第9話
☀️結☀️
ふらっと教室を出て行った礼奈ちゃんは、お昼休み前に教室へ戻って来た。
礼奈ちゃんも理紗ちゃんも、何事も無かったように落ち着いた顔で授業を受けていて。
僕だけが少し驚いていた。
礼奈ちゃんは今教室には居ない。
理紗ちゃんはといえば、クラスの目立たない女子生徒達と楽しそうにお弁当を食べていた。
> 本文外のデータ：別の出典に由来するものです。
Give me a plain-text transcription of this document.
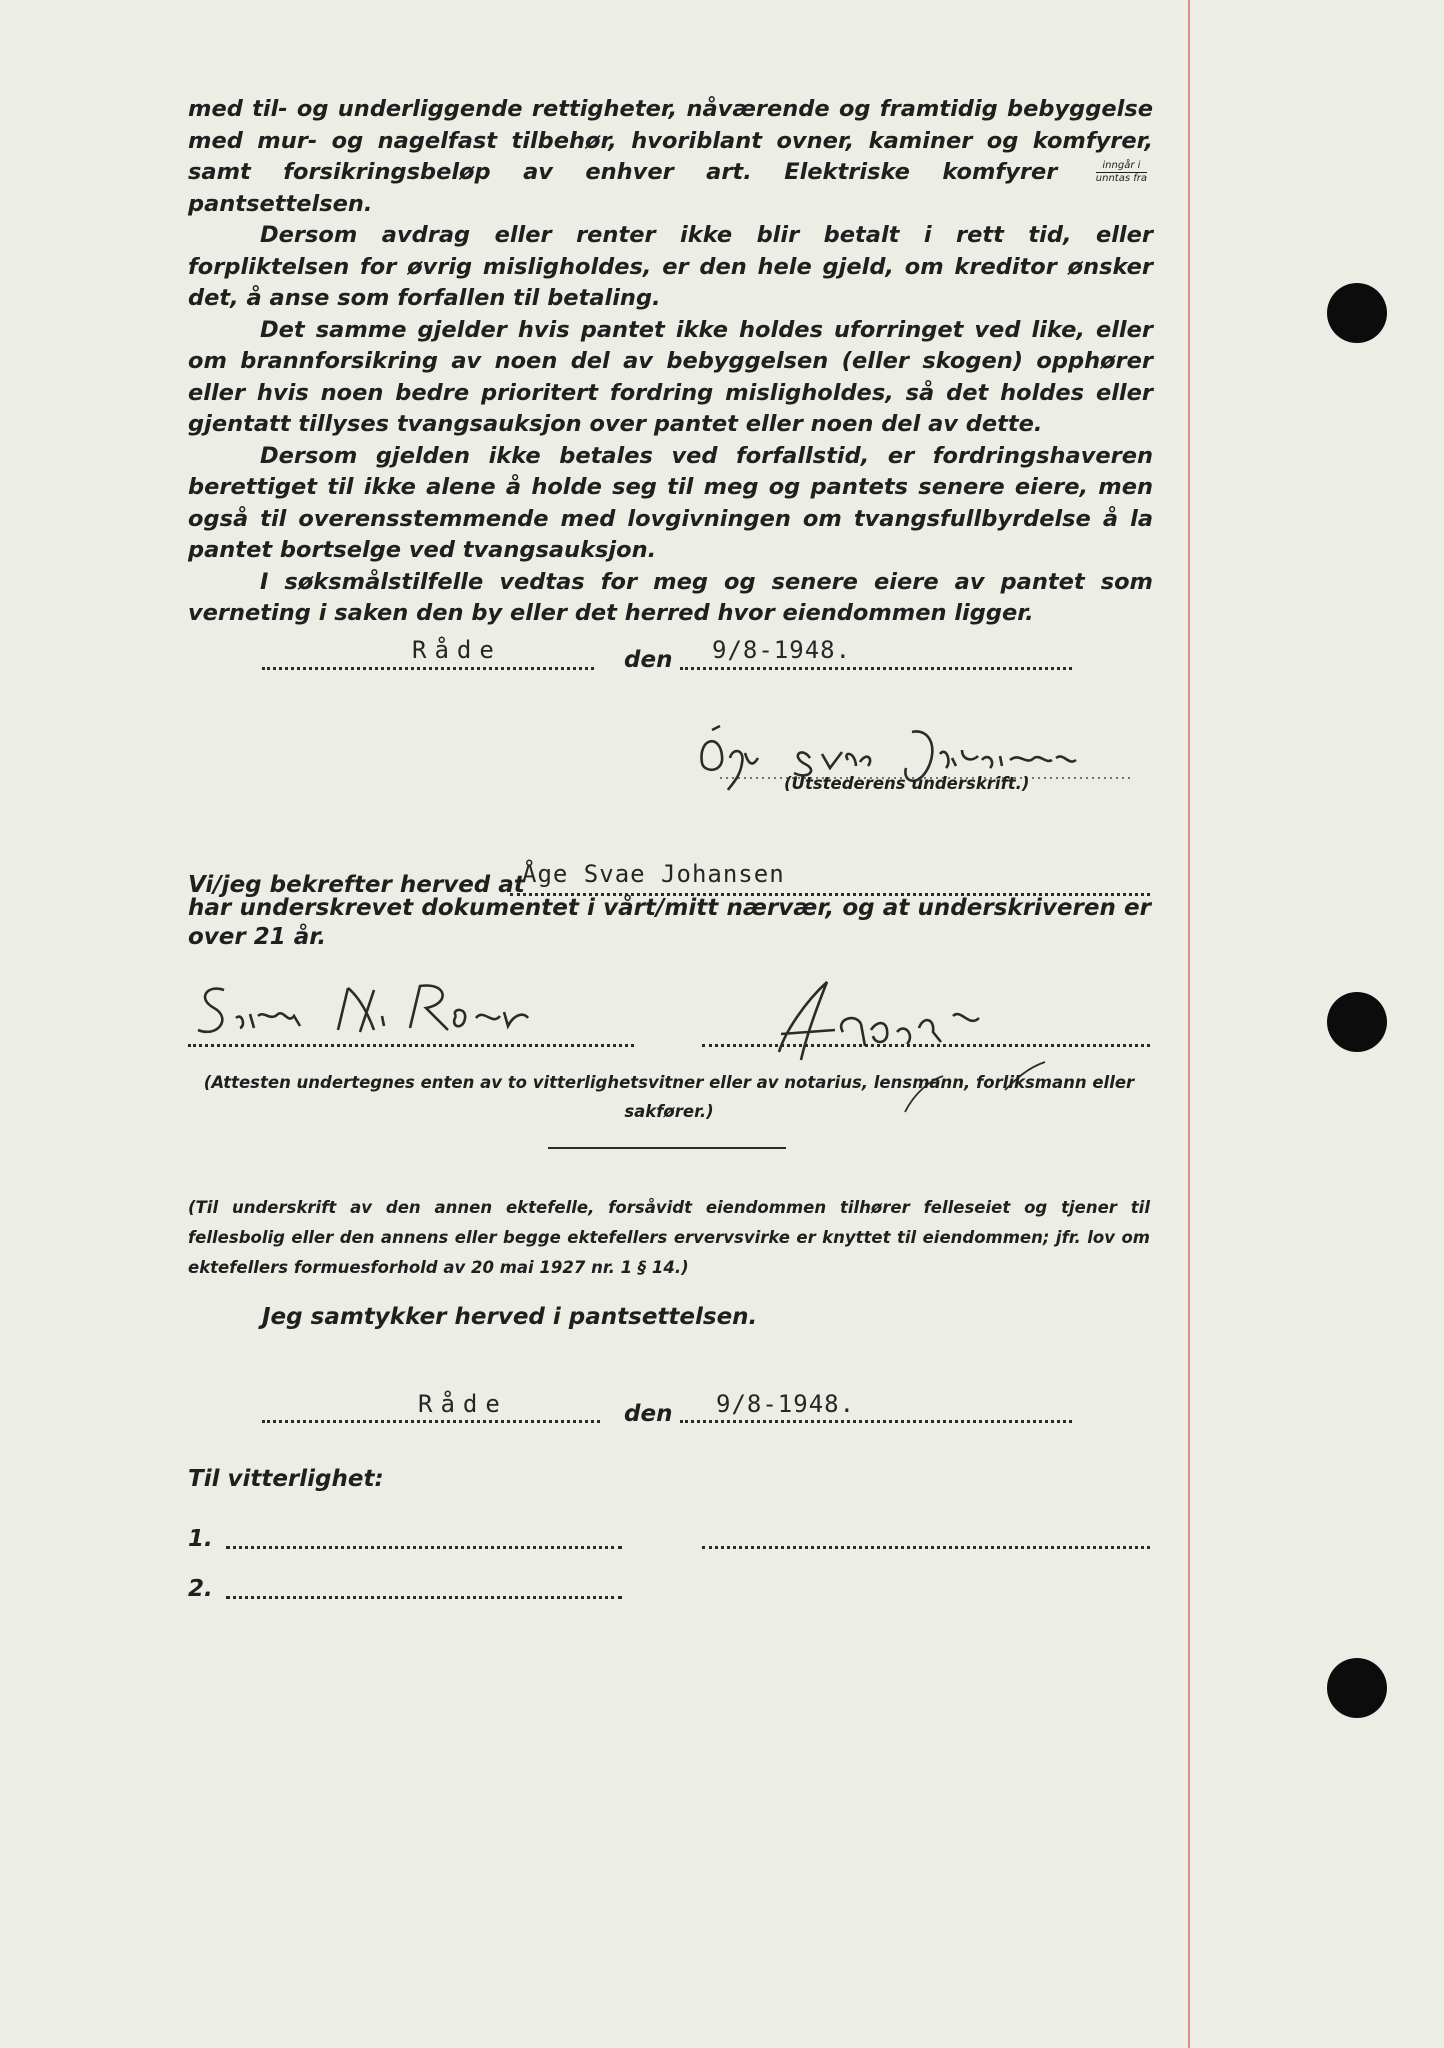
med til- og underliggende rettigheter, nåværende og framtidig bebyggelse med mur- og nagelfast tilbehør, hvoriblant ovner, kaminer og komfyrer, samt forsikringsbeløp av enhver art. Elektriske komfyrer	$\frac{\text{inngår i}}{\text{unntas fra}}$
pantsettelsen.

Dersom avdrag eller renter ikke blir betalt i rett tid, eller forpliktelsen for øvrig misligholdes, er den hele gjeld, om kreditor ønsker det, å anse som forfallen til betaling.

Det samme gjelder hvis pantet ikke holdes uforringet ved like, eller om brannforsikring av noen del av bebyggelsen (eller skogen) opphører eller hvis noen bedre prioritert fordring misligholdes, så det holdes eller gjentatt tillyses tvangsauksjon over pantet eller noen del av dette.

Dersom gjelden ikke betales ved forfallstid, er fordringshaveren berettiget til ikke alene å holde seg til meg og pantets senere eiere, men også til overensstemmende med lovgivningen om tvangsfullbyrdelse å la pantet bortselge ved tvangsauksjon.

I søksmålstilfelle vedtas for meg og senere eiere av pantet som verneting i saken den by eller det herred hvor eiendommen ligger.

Råde	den 9/8-1948.
(Utstederens underskrift.)
Vi/jeg bekrefter herved at
Åge Svae Johansen
har underskrevet dokumentet i vårt/mitt nærvær, og at underskriveren er
over 21 år.
(Attesten undertegnes enten av to vitterlighetsvitner eller av notarius, lensmann, forliksmann eller sakfører.)
(Til underskrift av den annen ektefelle, forsåvidt eiendommen tilhører felleseiet og tjener til fellesbolig eller den annens eller begge ektefellers ervervsvirke er knyttet til eiendommen; jfr. lov om ektefellers formuesforhold av 20 mai 1927 nr. 1 § 14.)
Jeg samtykker herved i pantsettelsen.
Råde	den 9/8-1948.
Til vitterlighet:
1.
2.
実は礼奈ちゃんを生徒会室へと誘ったけれど、ちらりと僕を見て何を言う事もなく教室を出て行った。
仕方無く僕は今、一人で生徒会室へと向かっている。
礼奈ちゃんを連れてくるように言われていたから、気は重いけれど。
生徒会室の中へと入れば、もう皆揃っていて。
礼奈ちゃんが居ないことを告げれば、口々に文句を言われた。
そんな事を言うなら、自分達で呼びに行ってよ……。
僕だって頑張ったんだよ!!
礼奈ちゃん、全然目も合わせてくれないし…。僕のことガン無視。
僕が話しかけてる横で、スマホ弄ったり本読んだり。
逆に理紗ちゃんは話しかけてくれるけど。
「…だからねぇ、僕だって頑張ったの!!」
空気扱いって辛いんだね……。
今日一日でしっかり味わったよ。
まさかここまで対応が塩だとは思わないじゃん!!
理紗ちゃんはそれを楽しんでるから、フォローしてくれないんだよ?
話しかけてくれるだけ。
「…彼女、猫みたいだね」
僕の不満話を聞いていた秀君が、誰に言うでも無くぽつりと呟く。
…確かに!?
ふらっと出掛けては戻って来る。
猫そのものだね!!
…残念ながらちっとも懐いてくれない、野良猫さんだけどね………。
「本当に俺達に興味が無いんだね」
面白そうに秀君は目を細めて笑う。
自分で言うのもなんだけれど、僕達は顔が整っている。
見た目で寄って来る女なんて沢山いる。
だけど興味を示さなかった人は会ったことがない。
反応さえ示さず、声すら発さない。
理紗ちゃんとは楽しげに会話するのに。
「そーだねー。もうちょっと真面目な子かとは思ってたけど」
…ま、でも会った時から結構変わった子だったけど。
不良に絡まれても笑顔だったし。
一応ルー君が助ける形にはなってしまった時も面倒臭そうにしていた。それに二人とも全く焦ってなかったんだよね。
騒ぎも暴れもしない。
授業をサボって、廊下ですれ違った先生に手を振って、帰って来てからも授業中は眠っているだけ。
……僕が人の事言えないけど。
この学校に首席合格したらしいんだけどね、礼奈ちゃんって。
だからこそ、真面目な性格なのかと思っていたけれど、そうでも無いらしい。
この学校は不良校だし、学校に最低限しか来ない奴らなんて正直大勢居る。
礼奈ちゃんも見た目はかなりの派手だ。
青緑色の瞳と銀色の髪の毛に整った容姿はまるでこの世の生き物というよりは、妖精や精霊などの神秘的な生き物に見える。
両耳にはルビーのピアス。
目立たない要素がない美人。
生徒会メンバーには無反応。寧ろ面倒臭そう。
僕達、女の子にあんな態度を取られたのは初めて。
だから、楽しみ。
何より桐斗君が彼女に興味を持った事には驚いたけれど。
でもきっと皆同じ。
礼奈ちゃんにあった瞬間、手元に置いておきたいと思ってしまったんだ。
生意気だけれど。
あの儚くて繊細な雰囲気に惹かれたのかもしれない。
月の雫を集めたような銀色の髪、澄んだ青緑の瞳。まるでイギリス人形のように整った顔立ち。
ふわりといつでも崩れることの無い笑み。
謎めいたとても不思議な空気を纏った女の子。
一言では言い表せないとても不思議な子。
「…ん〜?そこに居んの嬢じゃねぇか?」
ぷらぷらと火の着いて無い煙草を指先で
「どこ!?」
ぴょんっとソファから立ち上がって、ルー君の側へと駆けていく。
ルー君が差す窓の外を見る。
それは確かに礼奈ちゃんだった。
……多分、授業は始まっていると思うけどなー。
今日、礼奈ちゃん授業1回しか出てないよね。
生徒会役員だから、いくらサボっても問題は無いけどさ。